Here's slightly overstated advice from George Orwell, and if you follow it 99 percent of the time you can find the joy of exceptions: "Never use a metaphor, simile, or other figure of speech which you are used to seeing in print. Never use a long word where a short word will do. If it is possible to cut a word out, always cut it out. Never use the passive where you can use the active." (Essayist Sheridan Baker noted similarly, "Never use a long word when you can find a short one.... Pick up every sentence in turn, asking ourselves if we can possibly make it shorter.")

William Zinsser's books on writing are also worthwhile. Here's his prime directive: "Look for the clutter in your writing and prune it ruthlessly. Be grateful for everything you can throw away. Reexamine each sentence that you put on paper. Is every word doing new work? Can any thought be expressed with more economy? Is anything pompous or pretentious or faddish?

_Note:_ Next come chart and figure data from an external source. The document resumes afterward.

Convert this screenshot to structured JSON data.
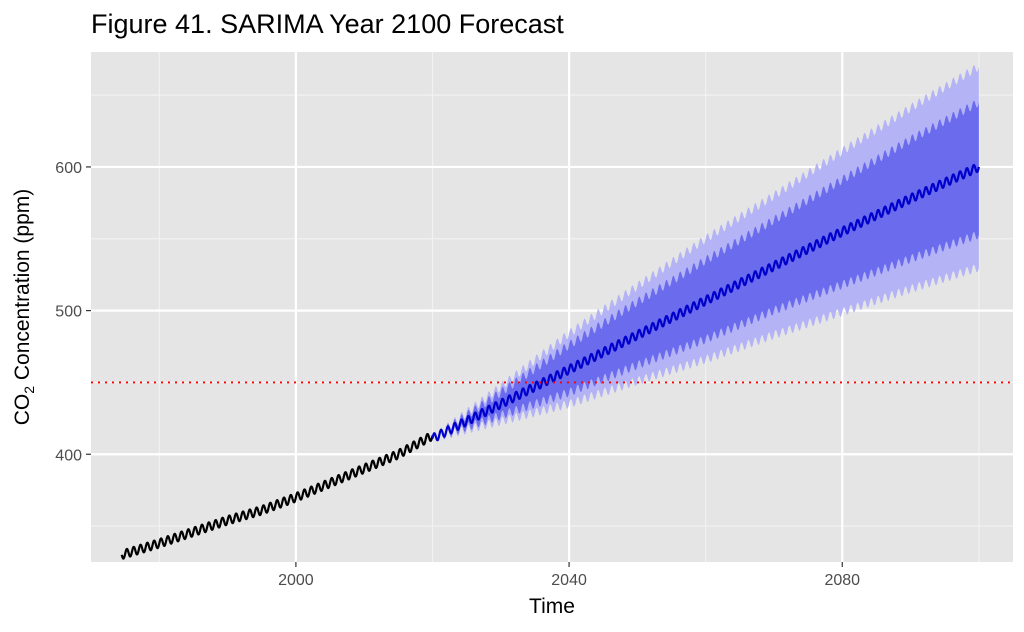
{
  "chart_data": {
    "type": "line",
    "title": "Figure 41. SARIMA Year 2100 Forecast",
    "xlabel": "Time",
    "ylabel_prefix": "CO",
    "ylabel_subscript": "2",
    "ylabel_suffix": " Concentration (ppm)",
    "xlim": [
      1970,
      2105
    ],
    "ylim": [
      325,
      680
    ],
    "x_ticks": [
      2000,
      2040,
      2080
    ],
    "y_ticks": [
      400,
      500,
      600
    ],
    "x_minor": [
      1980,
      2020,
      2060,
      2100
    ],
    "y_minor": [
      350,
      450,
      550,
      650
    ],
    "grid": true,
    "reference_line": {
      "y": 450,
      "style": "dotted",
      "color": "#ff0000"
    },
    "series": [
      {
        "role": "observed",
        "color": "#000000",
        "seasonal_amplitude": 3,
        "x": [
          1974.5,
          1980,
          1985,
          1990,
          1995,
          2000,
          2005,
          2010,
          2015,
          2020
        ],
        "y": [
          330,
          338,
          346,
          354,
          361,
          370,
          380,
          390,
          400,
          413
        ]
      },
      {
        "role": "forecast",
        "color": "#0000cc",
        "seasonal_amplitude": 3,
        "x": [
          2020,
          2030,
          2040,
          2050,
          2060,
          2070,
          2080,
          2090,
          2100
        ],
        "y": [
          411,
          435,
          459,
          483,
          507,
          531,
          555,
          578,
          600
        ],
        "interval_80": {
          "color": "#6b6bee",
          "lower": [
            411,
            427,
            443,
            462,
            480,
            500,
            518,
            536,
            553
          ],
          "upper": [
            411,
            443,
            476,
            506,
            535,
            563,
            591,
            619,
            645
          ]
        },
        "interval_95": {
          "color": "#b3b3f6",
          "lower": [
            411,
            423,
            435,
            451,
            466,
            483,
            499,
            515,
            530
          ],
          "upper": [
            411,
            447,
            484,
            517,
            550,
            580,
            611,
            641,
            670
          ]
        }
      }
    ]
  }
}
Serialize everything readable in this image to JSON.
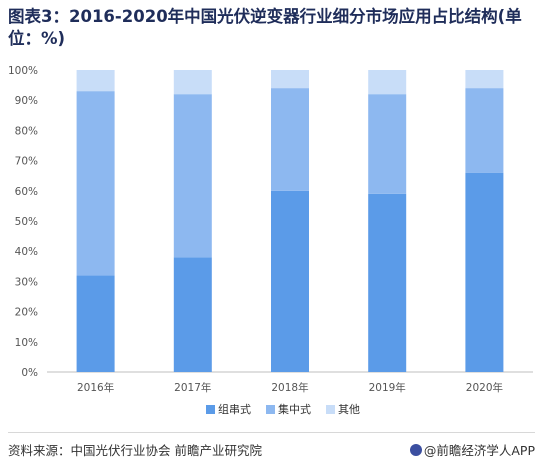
{
  "header": {
    "title": "图表3：2016-2020年中国光伏逆变器行业细分市场应用占比结构(单位：%)"
  },
  "chart_data": {
    "type": "bar",
    "stacked": true,
    "categories": [
      "2016年",
      "2017年",
      "2018年",
      "2019年",
      "2020年"
    ],
    "series": [
      {
        "name": "组串式",
        "values": [
          32,
          38,
          60,
          59,
          66
        ],
        "color": "#5b9be8"
      },
      {
        "name": "集中式",
        "values": [
          61,
          54,
          34,
          33,
          28
        ],
        "color": "#8db8f0"
      },
      {
        "name": "其他",
        "values": [
          7,
          8,
          6,
          8,
          6
        ],
        "color": "#c8ddf8"
      }
    ],
    "y_ticks": [
      "0%",
      "10%",
      "20%",
      "30%",
      "40%",
      "50%",
      "60%",
      "70%",
      "80%",
      "90%",
      "100%"
    ],
    "ylim": [
      0,
      100
    ],
    "grid": false,
    "legend_position": "bottom"
  },
  "footer": {
    "source": "资料来源：中国光伏行业协会 前瞻产业研究院",
    "brand": "@前瞻经济学人APP"
  }
}
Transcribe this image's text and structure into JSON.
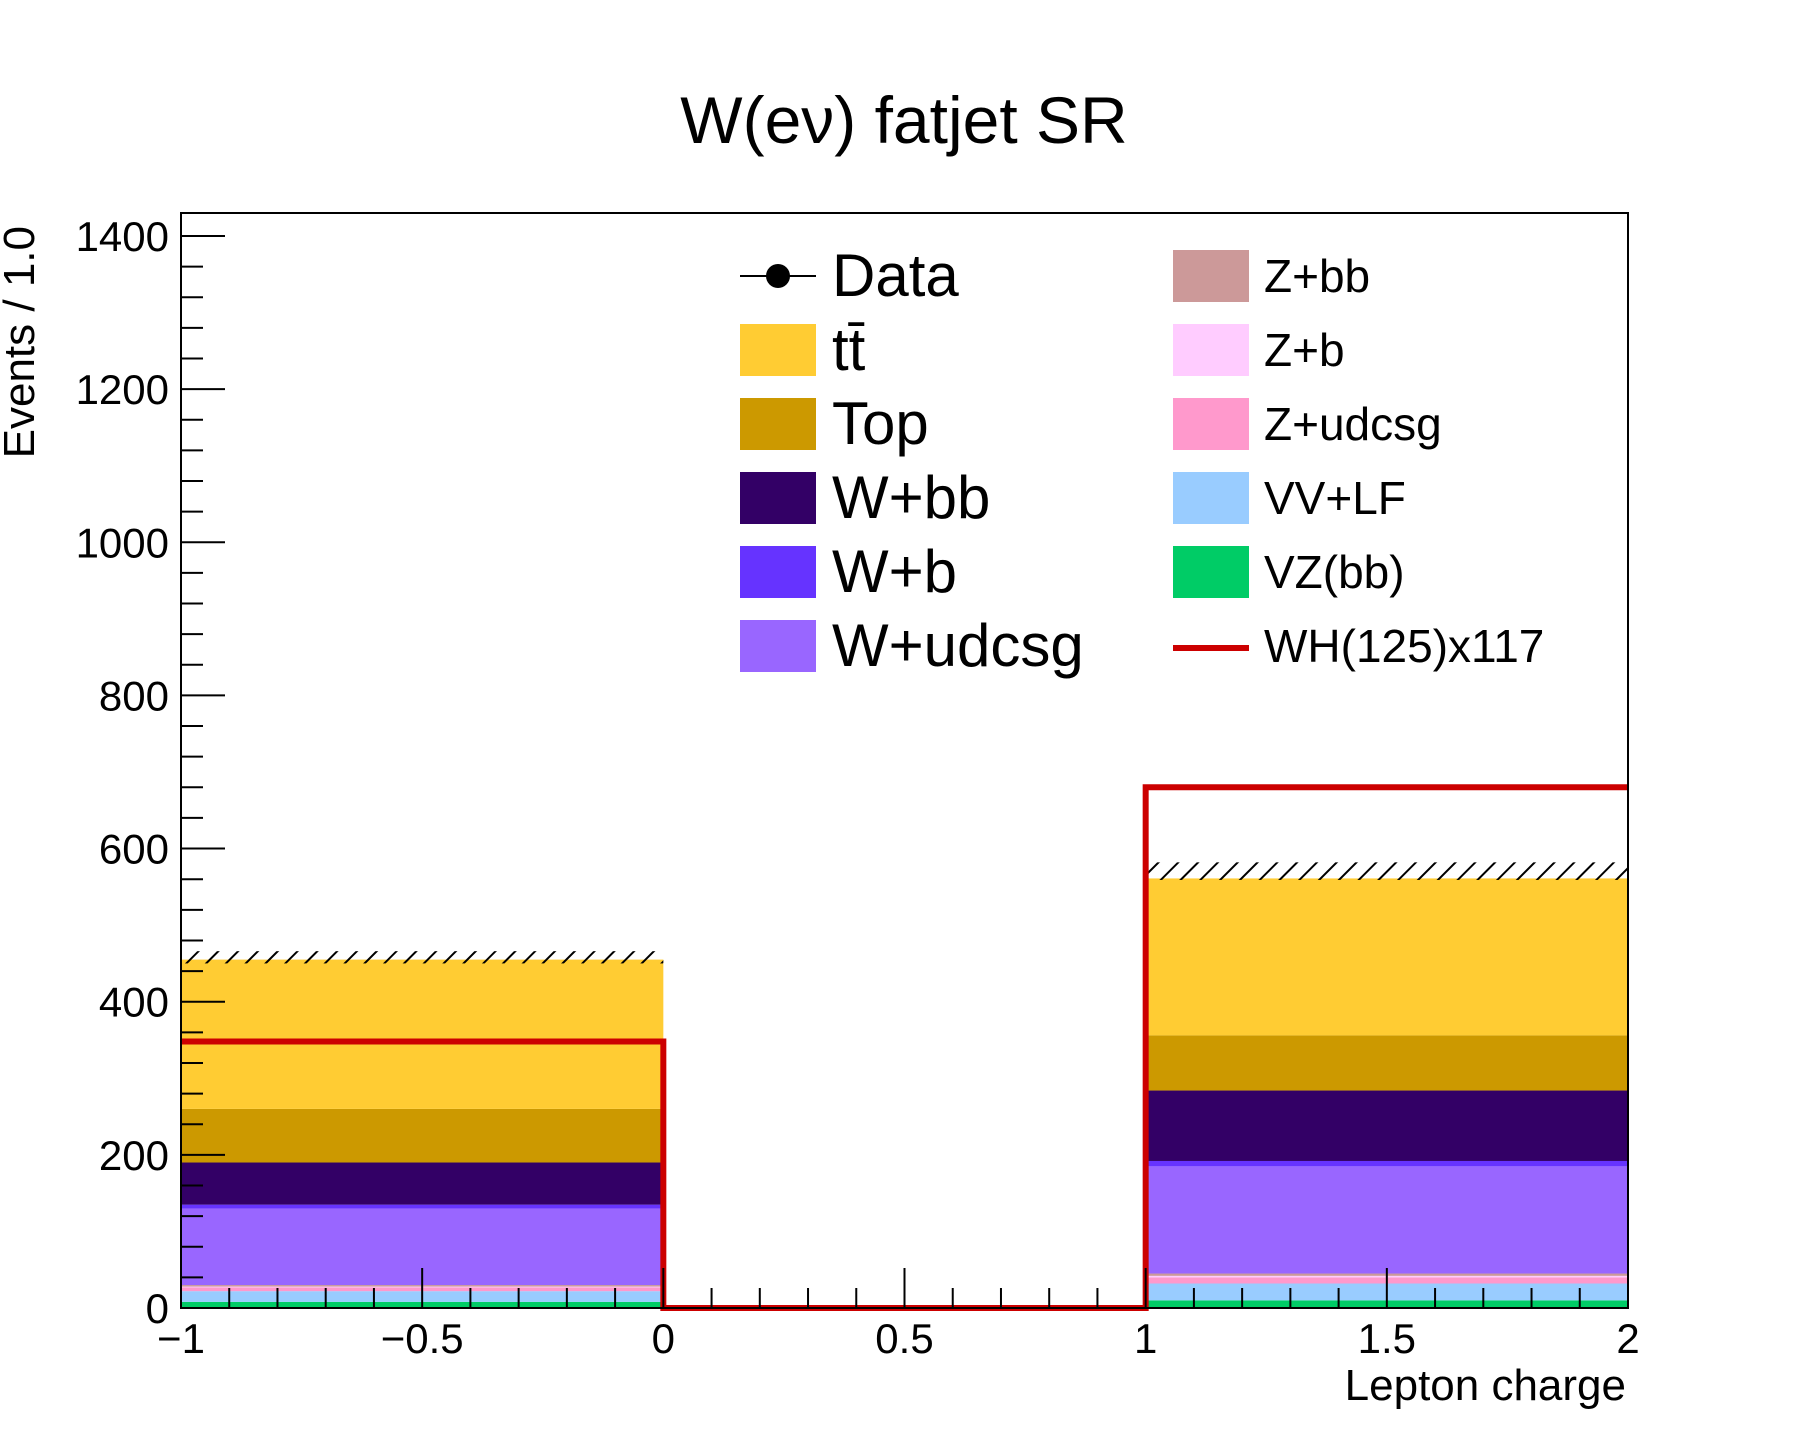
{
  "chart_data": {
    "type": "bar",
    "stacked": true,
    "title": "W(eν) fatjet SR",
    "xlabel": "Lepton charge",
    "ylabel": "Events / 1.0",
    "xlim": [
      -1,
      2
    ],
    "ylim": [
      0,
      1430
    ],
    "x_ticks": [
      "−1",
      "−0.5",
      "0",
      "0.5",
      "1",
      "1.5",
      "2"
    ],
    "y_ticks": [
      "0",
      "200",
      "400",
      "600",
      "800",
      "1000",
      "1200",
      "1400"
    ],
    "bins": [
      [
        -1,
        0
      ],
      [
        0,
        1
      ],
      [
        1,
        2
      ]
    ],
    "series": [
      {
        "name": "VZ(bb)",
        "color": "#00cc66",
        "values": [
          8,
          0,
          10
        ]
      },
      {
        "name": "VV+LF",
        "color": "#99ccff",
        "values": [
          14,
          0,
          22
        ]
      },
      {
        "name": "Z+udcsg",
        "color": "#ff99cc",
        "values": [
          5,
          0,
          8
        ]
      },
      {
        "name": "Z+b",
        "color": "#ffccff",
        "values": [
          1,
          0,
          2
        ]
      },
      {
        "name": "Z+bb",
        "color": "#cc9999",
        "values": [
          2,
          0,
          3
        ]
      },
      {
        "name": "W+udcsg",
        "color": "#9966ff",
        "values": [
          100,
          0,
          140
        ]
      },
      {
        "name": "W+b",
        "color": "#6633ff",
        "values": [
          5,
          0,
          7
        ]
      },
      {
        "name": "W+bb",
        "color": "#330066",
        "values": [
          55,
          0,
          92
        ]
      },
      {
        "name": "Top",
        "color": "#cc9900",
        "values": [
          70,
          0,
          72
        ]
      },
      {
        "name": "tt̄",
        "color": "#ffcc33",
        "values": [
          195,
          0,
          205
        ]
      }
    ],
    "uncertainty_band": {
      "low": [
        450,
        0,
        559
      ],
      "high": [
        466,
        0,
        582
      ]
    },
    "signal": {
      "name": "WH(125)x117",
      "color": "#cc0000",
      "values": [
        348,
        0,
        680
      ]
    },
    "legend": {
      "placement": "top",
      "left_column": [
        {
          "label": "Data",
          "kind": "marker"
        },
        {
          "label": "tt̄",
          "kind": "box",
          "color": "#ffcc33"
        },
        {
          "label": "Top",
          "kind": "box",
          "color": "#cc9900"
        },
        {
          "label": "W+bb",
          "kind": "box",
          "color": "#330066"
        },
        {
          "label": "W+b",
          "kind": "box",
          "color": "#6633ff"
        },
        {
          "label": "W+udcsg",
          "kind": "box",
          "color": "#9966ff"
        }
      ],
      "right_column": [
        {
          "label": "Z+bb",
          "kind": "box",
          "color": "#cc9999"
        },
        {
          "label": "Z+b",
          "kind": "box",
          "color": "#ffccff"
        },
        {
          "label": "Z+udcsg",
          "kind": "box",
          "color": "#ff99cc"
        },
        {
          "label": "VV+LF",
          "kind": "box",
          "color": "#99ccff"
        },
        {
          "label": "VZ(bb)",
          "kind": "box",
          "color": "#00cc66"
        },
        {
          "label": "WH(125)x117",
          "kind": "line",
          "color": "#cc0000"
        }
      ]
    }
  }
}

Are you hanging on to something useless just because you think it's beautiful? Simplify. Simplify." Do that almost all the time and you can get away with the occasional chocolate mousse.

Here are three thoughts for what this all means about teaching writing. First, emphasize quality rather than quantity: Better to have one telling bit of specific detail than 12 nothings. (Cervantes's worst nightmare: "Let every man ... not set down at random, higgle-de-piggledy, whatever comes into his noddle.") Second, have students write about what they know, not just what they feel like pondering. E.B. White advised, "Don't write about Man, write about a man."

Third, realize that content and style cannot readily be separated, and giving them separate grades creates mistaken impressions. Look what happens to this romantic image when we couch it in math-book prose: "The long-separated lovers raced across the grassy field toward each other like two freight trains, one having left Cleveland at 7 p.m. traveling at 50 mph, the other from Topeka at 4 p.m. at a speed of 40 mph."

Advanced students who are thinking about becoming professional writers need to add temperament to talent. Novelist Isaac Asimov, commenting on a classic editor's statement -- "We don't reject writers; we reject pieces of paper with typing on them" -- added, "Don't stay mad and decide you are the victim of incompetence and stupidity. If you do, you'll learn nothing and you'll never become a writer.... Don't make the opposite mistake and decide the story is worthless. Editors differ and so do tastes and so do magazines' needs. Try the story somewhere else."

Mark Twain suggested this way of discerning a calling: "Write without pay until somebody offers pay. If nobody offers within three years the candidate may look upon his circumstances with the most implicit confidence as the sign that sawing wood is what he was intended for."

The way not to learn is to assume that friends who say "you're great" have good judgment. Young writers need true friends who are willing to make them cry. They need teachers and editors willing to tell the truth, even if it hurts. All are hard to find in this age of inflating grades and emphasizing self-esteem rather than offering tough honesty.

Finally, for those who persevere, what Ptahotep wrote in ancient Egypt can be true: "Be a scribe! You sit grandly

in your house, beer is poured copiously. All who see you rejoice in good cheer." Yes, but you must be prepared to give it up. Ptahotep noted, "Happy is the heart of him who writes; he is young each day." Yes, but only if he writes from the heart, and not just for copious beer.